A prospectus supplement describing the terms of the Registered Direct Offering and a Form 8-K relating to the Registered Direct Offering were filed by AppTech with the SEC and are available on the SEC’s website at http://www.sec.gov. An electronic copy of the prospectus supplement is available by contacting EF Hutton, division of Benchmark Investments, LLC, Attention: Syndicate Department, 590 Madison Avenue, 39th Floor, New York, NY 10022, by email email@example.com, or by telephone at (212) 404-7002.
This press release shall not constitute an offer to sell or the solicitation of an offer to buy any of the securities described herein, nor shall there be any sale of these securities in any state or jurisdiction in which such offer, solicitation or sale would be unlawful prior to registration or qualification under the securities laws of any such state or jurisdiction.

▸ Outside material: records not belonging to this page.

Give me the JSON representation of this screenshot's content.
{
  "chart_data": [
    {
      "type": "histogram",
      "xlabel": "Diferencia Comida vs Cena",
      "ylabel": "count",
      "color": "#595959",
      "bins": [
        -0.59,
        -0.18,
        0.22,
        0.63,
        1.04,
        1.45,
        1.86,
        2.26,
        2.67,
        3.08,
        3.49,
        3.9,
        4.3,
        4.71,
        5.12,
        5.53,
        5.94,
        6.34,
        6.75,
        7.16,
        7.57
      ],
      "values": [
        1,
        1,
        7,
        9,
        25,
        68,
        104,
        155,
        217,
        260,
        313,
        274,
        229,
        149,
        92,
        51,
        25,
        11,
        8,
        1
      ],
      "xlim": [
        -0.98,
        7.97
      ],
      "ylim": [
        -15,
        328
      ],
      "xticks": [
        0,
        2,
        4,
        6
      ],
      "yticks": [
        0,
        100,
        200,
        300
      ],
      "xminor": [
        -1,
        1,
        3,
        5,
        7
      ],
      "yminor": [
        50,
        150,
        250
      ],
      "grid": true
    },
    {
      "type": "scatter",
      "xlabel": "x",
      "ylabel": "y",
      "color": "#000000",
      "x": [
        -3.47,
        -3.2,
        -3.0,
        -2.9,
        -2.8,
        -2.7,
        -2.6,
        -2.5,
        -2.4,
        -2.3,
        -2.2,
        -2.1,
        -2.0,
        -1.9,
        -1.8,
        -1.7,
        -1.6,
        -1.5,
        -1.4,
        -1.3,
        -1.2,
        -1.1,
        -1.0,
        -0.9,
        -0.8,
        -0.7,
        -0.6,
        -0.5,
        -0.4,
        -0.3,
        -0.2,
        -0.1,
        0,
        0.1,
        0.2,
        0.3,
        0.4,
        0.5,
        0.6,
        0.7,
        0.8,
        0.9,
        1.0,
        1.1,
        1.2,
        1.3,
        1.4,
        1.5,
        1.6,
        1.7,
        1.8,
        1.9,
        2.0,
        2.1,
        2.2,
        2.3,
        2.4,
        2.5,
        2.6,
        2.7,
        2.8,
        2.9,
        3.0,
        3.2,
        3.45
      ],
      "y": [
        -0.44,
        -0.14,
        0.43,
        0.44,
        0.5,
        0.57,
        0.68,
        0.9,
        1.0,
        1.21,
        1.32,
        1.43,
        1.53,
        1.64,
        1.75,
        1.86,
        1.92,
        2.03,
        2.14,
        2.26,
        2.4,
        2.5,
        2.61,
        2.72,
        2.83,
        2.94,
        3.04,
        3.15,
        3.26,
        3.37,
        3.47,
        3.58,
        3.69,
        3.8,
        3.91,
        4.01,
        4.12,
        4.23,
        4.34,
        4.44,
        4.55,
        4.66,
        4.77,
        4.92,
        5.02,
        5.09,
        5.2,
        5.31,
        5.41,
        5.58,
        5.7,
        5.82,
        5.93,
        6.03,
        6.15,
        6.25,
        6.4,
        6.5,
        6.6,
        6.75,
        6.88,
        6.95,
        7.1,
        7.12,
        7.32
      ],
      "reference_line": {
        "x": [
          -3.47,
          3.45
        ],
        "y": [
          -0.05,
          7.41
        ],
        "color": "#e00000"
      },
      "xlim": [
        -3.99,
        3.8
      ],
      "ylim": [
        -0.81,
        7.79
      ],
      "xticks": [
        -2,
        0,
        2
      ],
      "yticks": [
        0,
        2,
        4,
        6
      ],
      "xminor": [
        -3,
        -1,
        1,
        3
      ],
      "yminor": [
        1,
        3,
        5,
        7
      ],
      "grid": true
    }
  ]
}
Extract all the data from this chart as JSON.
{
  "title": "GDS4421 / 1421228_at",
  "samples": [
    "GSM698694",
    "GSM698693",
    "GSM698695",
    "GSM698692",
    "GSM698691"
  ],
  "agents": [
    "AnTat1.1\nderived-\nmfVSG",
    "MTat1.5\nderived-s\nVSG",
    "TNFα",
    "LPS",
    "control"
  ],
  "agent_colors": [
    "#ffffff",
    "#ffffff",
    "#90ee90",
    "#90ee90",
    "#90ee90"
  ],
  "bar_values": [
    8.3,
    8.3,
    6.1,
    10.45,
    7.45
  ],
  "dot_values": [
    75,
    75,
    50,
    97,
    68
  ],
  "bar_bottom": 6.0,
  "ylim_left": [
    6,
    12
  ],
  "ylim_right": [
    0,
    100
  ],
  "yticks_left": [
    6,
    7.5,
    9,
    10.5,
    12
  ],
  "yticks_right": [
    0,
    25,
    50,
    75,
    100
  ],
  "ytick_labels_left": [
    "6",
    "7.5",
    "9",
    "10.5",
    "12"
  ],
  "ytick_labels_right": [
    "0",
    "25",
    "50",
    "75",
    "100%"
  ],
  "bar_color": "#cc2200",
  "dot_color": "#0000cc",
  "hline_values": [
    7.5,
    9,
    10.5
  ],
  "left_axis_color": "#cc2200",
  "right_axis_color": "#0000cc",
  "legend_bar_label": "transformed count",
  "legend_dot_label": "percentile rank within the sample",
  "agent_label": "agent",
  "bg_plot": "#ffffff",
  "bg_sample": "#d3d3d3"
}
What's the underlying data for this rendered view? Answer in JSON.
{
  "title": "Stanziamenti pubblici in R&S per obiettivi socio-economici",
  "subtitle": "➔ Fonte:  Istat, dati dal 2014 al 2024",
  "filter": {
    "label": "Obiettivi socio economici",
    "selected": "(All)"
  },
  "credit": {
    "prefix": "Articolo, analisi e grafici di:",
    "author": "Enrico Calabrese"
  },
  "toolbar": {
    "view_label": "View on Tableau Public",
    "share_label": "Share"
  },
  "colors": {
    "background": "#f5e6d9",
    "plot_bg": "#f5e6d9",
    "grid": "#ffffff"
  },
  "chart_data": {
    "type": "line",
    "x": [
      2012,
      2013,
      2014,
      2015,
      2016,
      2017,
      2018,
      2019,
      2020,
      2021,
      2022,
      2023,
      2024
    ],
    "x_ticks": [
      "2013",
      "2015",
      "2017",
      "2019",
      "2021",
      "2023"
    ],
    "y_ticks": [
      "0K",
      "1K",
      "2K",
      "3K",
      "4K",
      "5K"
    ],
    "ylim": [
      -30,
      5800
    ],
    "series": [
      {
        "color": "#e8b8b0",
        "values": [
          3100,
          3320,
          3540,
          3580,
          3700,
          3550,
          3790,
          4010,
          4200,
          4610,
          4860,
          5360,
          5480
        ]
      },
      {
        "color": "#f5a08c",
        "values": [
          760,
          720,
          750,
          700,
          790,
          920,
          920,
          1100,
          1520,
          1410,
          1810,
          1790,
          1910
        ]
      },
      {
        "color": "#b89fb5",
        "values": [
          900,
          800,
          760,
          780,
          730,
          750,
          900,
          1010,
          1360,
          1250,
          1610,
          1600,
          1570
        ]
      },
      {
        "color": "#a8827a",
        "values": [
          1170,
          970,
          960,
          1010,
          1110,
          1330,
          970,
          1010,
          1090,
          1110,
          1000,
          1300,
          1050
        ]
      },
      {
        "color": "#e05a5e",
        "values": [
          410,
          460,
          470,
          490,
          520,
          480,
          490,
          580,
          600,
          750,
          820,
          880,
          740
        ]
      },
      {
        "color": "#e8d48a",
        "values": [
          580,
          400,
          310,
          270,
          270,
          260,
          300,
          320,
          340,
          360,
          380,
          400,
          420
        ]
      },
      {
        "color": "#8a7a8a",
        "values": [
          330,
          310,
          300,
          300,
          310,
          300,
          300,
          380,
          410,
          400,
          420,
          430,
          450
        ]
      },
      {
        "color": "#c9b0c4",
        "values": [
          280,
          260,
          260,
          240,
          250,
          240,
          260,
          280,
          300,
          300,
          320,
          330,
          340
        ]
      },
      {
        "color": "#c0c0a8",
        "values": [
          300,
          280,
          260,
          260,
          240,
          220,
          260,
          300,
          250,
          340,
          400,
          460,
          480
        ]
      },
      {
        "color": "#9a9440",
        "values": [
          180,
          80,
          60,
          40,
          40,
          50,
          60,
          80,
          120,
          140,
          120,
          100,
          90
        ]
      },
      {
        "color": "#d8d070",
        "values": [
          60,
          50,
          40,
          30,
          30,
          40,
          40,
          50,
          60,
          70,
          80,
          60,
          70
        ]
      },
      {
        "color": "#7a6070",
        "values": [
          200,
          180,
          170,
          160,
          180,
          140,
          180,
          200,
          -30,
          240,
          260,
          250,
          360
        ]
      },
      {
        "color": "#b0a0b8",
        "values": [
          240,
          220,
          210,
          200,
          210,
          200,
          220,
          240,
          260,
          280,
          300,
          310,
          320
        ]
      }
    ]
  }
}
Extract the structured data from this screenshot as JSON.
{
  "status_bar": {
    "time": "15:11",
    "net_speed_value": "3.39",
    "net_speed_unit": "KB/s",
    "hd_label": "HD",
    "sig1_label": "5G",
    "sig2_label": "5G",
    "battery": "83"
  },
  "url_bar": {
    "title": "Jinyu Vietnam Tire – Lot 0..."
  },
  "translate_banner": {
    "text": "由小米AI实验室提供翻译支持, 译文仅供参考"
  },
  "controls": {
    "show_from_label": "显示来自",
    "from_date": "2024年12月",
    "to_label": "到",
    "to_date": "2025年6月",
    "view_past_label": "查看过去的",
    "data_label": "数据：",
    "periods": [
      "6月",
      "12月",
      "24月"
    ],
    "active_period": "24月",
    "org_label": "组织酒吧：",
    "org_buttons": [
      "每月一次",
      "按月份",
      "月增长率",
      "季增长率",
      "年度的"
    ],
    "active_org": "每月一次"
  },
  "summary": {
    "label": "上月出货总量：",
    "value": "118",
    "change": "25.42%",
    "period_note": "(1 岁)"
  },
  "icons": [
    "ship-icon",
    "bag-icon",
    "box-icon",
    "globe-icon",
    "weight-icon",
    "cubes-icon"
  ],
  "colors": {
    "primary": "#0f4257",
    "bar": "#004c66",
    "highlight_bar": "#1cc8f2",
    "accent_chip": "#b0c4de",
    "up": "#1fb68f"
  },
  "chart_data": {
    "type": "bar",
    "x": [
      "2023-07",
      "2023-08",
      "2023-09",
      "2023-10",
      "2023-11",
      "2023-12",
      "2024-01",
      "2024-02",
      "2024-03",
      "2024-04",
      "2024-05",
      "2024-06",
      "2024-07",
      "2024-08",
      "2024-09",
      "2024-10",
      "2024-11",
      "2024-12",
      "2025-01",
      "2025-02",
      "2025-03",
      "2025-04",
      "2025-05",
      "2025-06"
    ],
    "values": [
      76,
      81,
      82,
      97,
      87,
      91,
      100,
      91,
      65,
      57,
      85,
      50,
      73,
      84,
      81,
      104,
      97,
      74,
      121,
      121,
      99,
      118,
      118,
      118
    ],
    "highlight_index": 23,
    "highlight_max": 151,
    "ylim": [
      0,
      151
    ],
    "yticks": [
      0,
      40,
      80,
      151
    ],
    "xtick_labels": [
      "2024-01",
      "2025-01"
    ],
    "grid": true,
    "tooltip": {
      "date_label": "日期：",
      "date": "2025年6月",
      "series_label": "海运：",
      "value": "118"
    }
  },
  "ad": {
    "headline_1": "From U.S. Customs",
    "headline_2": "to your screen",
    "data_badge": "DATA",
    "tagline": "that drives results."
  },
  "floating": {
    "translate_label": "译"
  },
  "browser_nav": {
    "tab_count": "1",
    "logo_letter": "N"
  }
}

About AppTech Payments Corp.
AppTech Payments Corp. (NASDAQ: APCX) is an innovative Fintech company whose mission is to deliver a better way for businesses to provide their customers with customizable, immersive commerce experiences. Commerse™, its all-new, patent-backed technology platform powering seamless omni-channel Commerce Experiences-as-a-Service (CXS), drives highly secure, scalable, cross-border digital banking, text-to-pay, and merchant services altogether from a single, unified stack designed to increase operational efficiencies and growth for businesses while providing the economic convenience their customers demand from today’s commerce experiences. For more information, visit apptechcorp.com.
This press release includes “forward-looking statements” within the meaning of U.S. federal securities laws. Words such as “expect,” “estimate,” “project,” “budget,” “forecast,” “anticipate,” “intend,” “plan,” “may,” “will,” “could,” “should,” “believes,” “predicts,” “potential,” “continue” and similar expressions are intended to identify such forward-looking statements. These forward-looking statements involve significant risks and uncertainties that could cause the actual results to differ materially from the expected results and, consequently, you should not rely on these forward-looking statements as predictions of future events. These forward-looking statements and factors that may cause such differences include, without limitation, the risks disclosed in the Company’s Annual Report on Form 10-K filed with the SEC on March 31, 2022, and in the Company’s other filings with the SEC. Readers are cautioned not to place undue reliance upon any forward-looking statements, which speak only as of the date made. Except as required by law, the Company disclaims any obligation to update or publicly announce any revisions to any of the forward-looking statements contained in this press release.